O guarda bateu na porta. "Dois minutos!"
Sofia se apoiou na pia suja, a água fria em seu rosto não conseguindo apagar a queimação da vergonha. Ela olhou para seu reflexo no espelho quebrado, um mosaico de uma mulher que ela mal reconhecia. O rosto pálido, os olhos inchados de choro, o corpo marcado pela violência de Thiago.
A mulher no espelho não era a estilista poderosa e confiante. Era uma vítima.
As lágrimas vieram, um dilúvio silencioso de dor e raiva. Ela socou a parede azulejada, a dor aguda em seus nós dos dedos um alívio bem-vindo da dor emocional.
Não. Ela não seria uma vítima.
Ela não deixaria Thiago vencer.
Seu pai. O pensamento veio como um relâmpago. Seu pai, que morrera em um trágico acidente de avião há cinco anos. Ele sempre lhe dissera: "Sofia, o mundo pode ser um lugar cruel. Você precisa sempre ter um plano de fuga, um ás na manga que ninguém conhece."
Um dia, ele lhe dera um pequeno pendrive em forma de um antigo camafeu. "Isso é para uma emergência real. Use-o apenas se perder tudo. As instruções estão dentro. Memorize-as e destrua o pendrive."
Ela tinha 18 anos na época. Achou que era o exagero de um pai superprotetor. Mas ela fez o que ele pediu. Memorizou a sequência de números e palavras, um código de acesso para algo que ela nunca entendeu completamente. E destruiu o pendrive.
Ao longo dos anos, a sequência permaneceu adormecida em sua memória, um eco do amor de seu pai.
Seria possível? Depois de tanto tempo?
O guarda bateu na porta novamente, com mais força. "Seu tempo acabou!"
Sofia respirou fundo, secando as lágrimas. A determinação endureceu suas feições.
Ela abriu a porta. O guarda a agarrou pelo braço e a arrastou de volta para o palco.
A multidão ficou em silêncio quando ela reapareceu. A mulher que voltou não era a mesma que tinha saído. Havia um fogo frio em seus olhos.
Thiago a olhou com desprezo. "Pronta para o grand finale?"
Ele a forçou a se virar de costas para a plateia.
"Como podem ver, a pele é impecável.

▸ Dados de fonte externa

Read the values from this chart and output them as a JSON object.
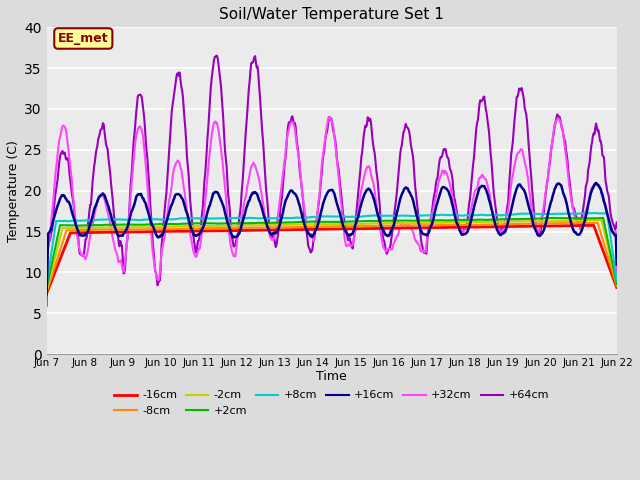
{
  "title": "Soil/Water Temperature Set 1",
  "xlabel": "Time",
  "ylabel": "Temperature (C)",
  "ylim": [
    0,
    40
  ],
  "yticks": [
    0,
    5,
    10,
    15,
    20,
    25,
    30,
    35,
    40
  ],
  "x_labels": [
    "Jun 7",
    "Jun 8",
    "Jun 9",
    "Jun 10",
    "Jun 11",
    "Jun 12",
    "Jun 13",
    "Jun 14",
    "Jun 15",
    "Jun 16",
    "Jun 17",
    "Jun 18",
    "Jun 19",
    "Jun 20",
    "Jun 21",
    "Jun 22"
  ],
  "annotation": "EE_met",
  "annotation_color": "#8B0000",
  "annotation_bg": "#FFFF99",
  "background_color": "#DCDCDC",
  "plot_bg": "#EBEBEB",
  "colors": {
    "-16cm": "#FF0000",
    "-8cm": "#FF8C00",
    "-2cm": "#CCCC00",
    "+2cm": "#00BB00",
    "+8cm": "#00CCCC",
    "+16cm": "#00008B",
    "+32cm": "#FF44FF",
    "+64cm": "#9900BB"
  },
  "figsize": [
    6.4,
    4.8
  ],
  "dpi": 100
}
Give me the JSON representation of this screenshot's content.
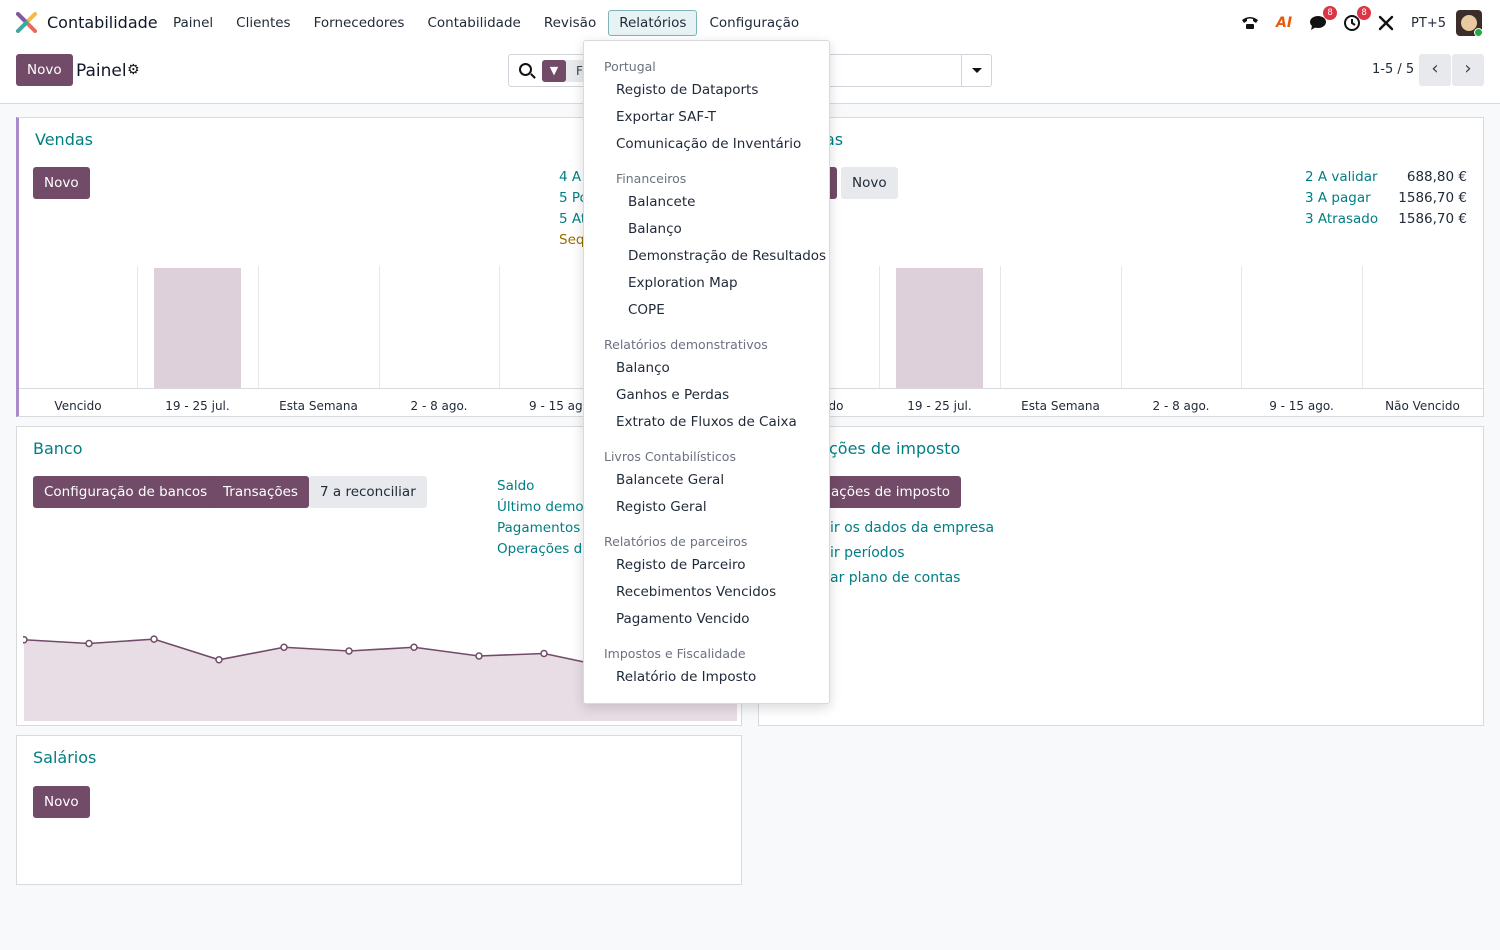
{
  "nav": {
    "app_name": "Contabilidade",
    "menus": [
      "Painel",
      "Clientes",
      "Fornecedores",
      "Contabilidade",
      "Revisão",
      "Relatórios",
      "Configuração"
    ],
    "active_menu": "Relatórios",
    "company": "PT+5",
    "ai_label": "AI",
    "messages_badge": "8",
    "activity_badge": "8"
  },
  "control": {
    "new_label": "Novo",
    "title": "Painel",
    "facet_text": "F",
    "pager": "1-5 / 5"
  },
  "vendas": {
    "title": "Vendas",
    "new_label": "Novo",
    "stats": [
      "4 A",
      "5 Po",
      "5 At",
      "Seq"
    ],
    "x_labels": [
      "Vencido",
      "19 - 25 jul.",
      "Esta Semana",
      "2 - 8 ago.",
      "9 - 15 ago"
    ]
  },
  "compras": {
    "title_fragment": "as",
    "new_label": "Novo",
    "stats": [
      {
        "label": "2 A validar",
        "amount": "688,80 €"
      },
      {
        "label": "3 A pagar",
        "amount": "1586,70 €"
      },
      {
        "label": "3 Atrasado",
        "amount": "1586,70 €"
      }
    ],
    "x_labels": [
      "do",
      "19 - 25 jul.",
      "Esta Semana",
      "2 - 8 ago.",
      "9 - 15 ago.",
      "Não Vencido"
    ]
  },
  "banco": {
    "title": "Banco",
    "buttons": [
      "Configuração de bancos",
      "Transações"
    ],
    "reconcile_label": "7 a reconciliar",
    "links": [
      "Saldo",
      "Último demon",
      "Pagamentos",
      "Operações div"
    ]
  },
  "impostos": {
    "title_fragment": "ções de imposto",
    "button_fragment": "ações de imposto",
    "links": [
      "ir os dados da empresa",
      "ir períodos",
      "ar plano de contas"
    ]
  },
  "salarios": {
    "title": "Salários",
    "new_label": "Novo"
  },
  "dropdown": {
    "sections": [
      {
        "header": "Portugal",
        "items": [
          "Registo de Dataports",
          "Exportar SAF-T",
          "Comunicação de Inventário"
        ]
      },
      {
        "header": "Financeiros",
        "items": [
          "Balancete",
          "Balanço",
          "Demonstração de Resultados",
          "Exploration Map",
          "COPE"
        ]
      },
      {
        "header": "Relatórios demonstrativos",
        "items": [
          "Balanço",
          "Ganhos e Perdas",
          "Extrato de Fluxos de Caixa"
        ]
      },
      {
        "header": "Livros Contabilísticos",
        "items": [
          "Balancete Geral",
          "Registo Geral"
        ]
      },
      {
        "header": "Relatórios de parceiros",
        "items": [
          "Registo de Parceiro",
          "Recebimentos Vencidos",
          "Pagamento Vencido"
        ]
      },
      {
        "header": "Impostos e Fiscalidade",
        "items": [
          "Relatório de Imposto"
        ]
      }
    ]
  },
  "chart_data": {
    "type": "area",
    "values": [
      6.5,
      6.2,
      6.55,
      4.9,
      5.9,
      5.6,
      5.9,
      5.2,
      5.4,
      4.3
    ],
    "ylim": [
      0,
      8
    ]
  },
  "colors": {
    "primary": "#714b67",
    "link": "#017e84",
    "bar": "#ddd0da"
  }
}
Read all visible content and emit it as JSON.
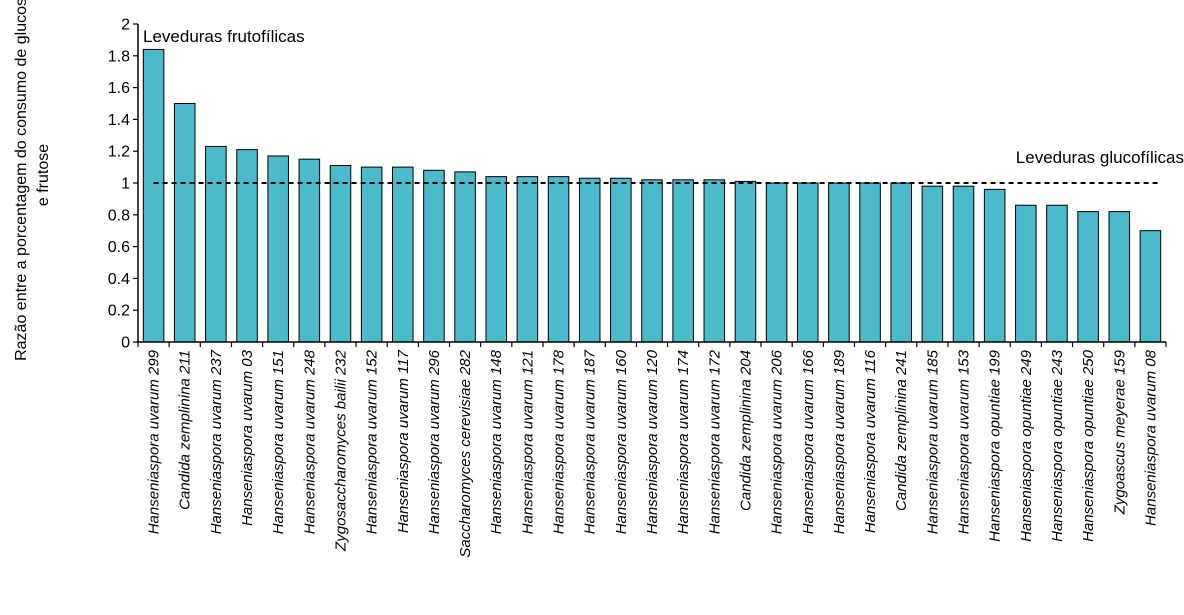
{
  "chart_data": {
    "type": "bar",
    "title": "",
    "xlabel": "",
    "ylabel_line1": "Razão entre a porcentagem do consumo de glucose",
    "ylabel_line2": "e frutose",
    "ylim": [
      0,
      2
    ],
    "yticks": [
      0,
      0.2,
      0.4,
      0.6,
      0.8,
      1,
      1.2,
      1.4,
      1.6,
      1.8,
      2
    ],
    "ytick_labels": [
      "0",
      "0.2",
      "0.4",
      "0.6",
      "0.8",
      "1",
      "1.2",
      "1.4",
      "1.6",
      "1.8",
      "2"
    ],
    "grid": false,
    "bar_color": "#4BBACB",
    "bar_edge_color": "#000000",
    "reference_line": {
      "y": 1,
      "style": "dashed",
      "color": "#000000"
    },
    "annotations": [
      {
        "text": "Leveduras frutofílicas",
        "anchor": "top-left"
      },
      {
        "text": "Leveduras glucofílicas",
        "anchor": "right, above reference line"
      }
    ],
    "categories": [
      "Hanseniaspora uvarum 299",
      "Candida zemplinina 211",
      "Hanseniaspora uvarum 237",
      "Hanseniaspora uvarum 03",
      "Hanseniaspora uvarum 151",
      "Hanseniaspora uvarum 248",
      "Zygosaccharomyces bailii 232",
      "Hanseniaspora uvarum 152",
      "Hanseniaspora uvarum 117",
      "Hanseniaspora uvarum 296",
      "Saccharomyces cerevisiae 282",
      "Hanseniaspora uvarum 148",
      "Hanseniaspora uvarum 121",
      "Hanseniaspora uvarum 178",
      "Hanseniaspora uvarum 187",
      "Hanseniaspora uvarum 160",
      "Hanseniaspora uvarum 120",
      "Hanseniaspora uvarum 174",
      "Hanseniaspora uvarum 172",
      "Candida zemplinina 204",
      "Hanseniaspora uvarum 206",
      "Hanseniaspora uvarum 166",
      "Hanseniaspora uvarum 189",
      "Hanseniaspora uvarum 116",
      "Candida zemplinina 241",
      "Hanseniaspora uvarum 185",
      "Hanseniaspora uvarum 153",
      "Hanseniaspora opuntiae 199",
      "Hanseniaspora opuntiae 249",
      "Hanseniaspora opuntiae 243",
      "Hanseniaspora opuntiae 250",
      "Zygoascus meyerae 159",
      "Hanseniaspora uvarum 08"
    ],
    "values": [
      1.84,
      1.5,
      1.23,
      1.21,
      1.17,
      1.15,
      1.11,
      1.1,
      1.1,
      1.08,
      1.07,
      1.04,
      1.04,
      1.04,
      1.03,
      1.03,
      1.02,
      1.02,
      1.02,
      1.01,
      1.0,
      1.0,
      1.0,
      1.0,
      1.0,
      0.98,
      0.98,
      0.96,
      0.86,
      0.86,
      0.82,
      0.82,
      0.7
    ]
  }
}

Perfeita para qualquer tipo de marcação que o novo dono desejar."
A voz do leiloeiro, um homem contratado por Thiago, começou.
"Vamos começar os lances pelos direitos de marcar suas costas. Lance inicial, cem mil reais!"
As placas subiram. A humilhação atingiu um novo nível de degradação. Eles estavam leiloando pedaços de seu corpo, de sua identidade.
"Duzentos mil!"
"Trezentos mil!"
Isabella, sentada na primeira fila como uma rainha em seu trono improvisado, ria com prazer.
Thiago se aproximou de Sofia, sua respiração quente e fétida em seu pescoço.
"Sabe, Sofia, estou me sentindo generoso. Se você implorar agora, de joelhos, e beijar os pés da Isabella, talvez eu te venda para alguém menos... criativo."
Ele queria que ela se quebrasse. Queria ver sua alma esmagada.
Foi o erro dele.
Sofia se virou lentamente para encará-lo, o fogo em seus olhos agora uma chama visível.
Ela olhou para Thiago, para Isabella, para a multidão de rostos gananciosos. E então, ela fez algo que ninguém esperava.
Ela riu.
Um riso baixo, amargo, mas forte.
Ela olhou para o leiloeiro e, com a voz clara e ressonante, que cortou o ar como vidro, ela fez seu anúncio.
"Eu cubro todos os lances."
O salão ficou em silêncio absoluto.
"Eu vou acender a lanterna celestial. Eu compro a mim mesma."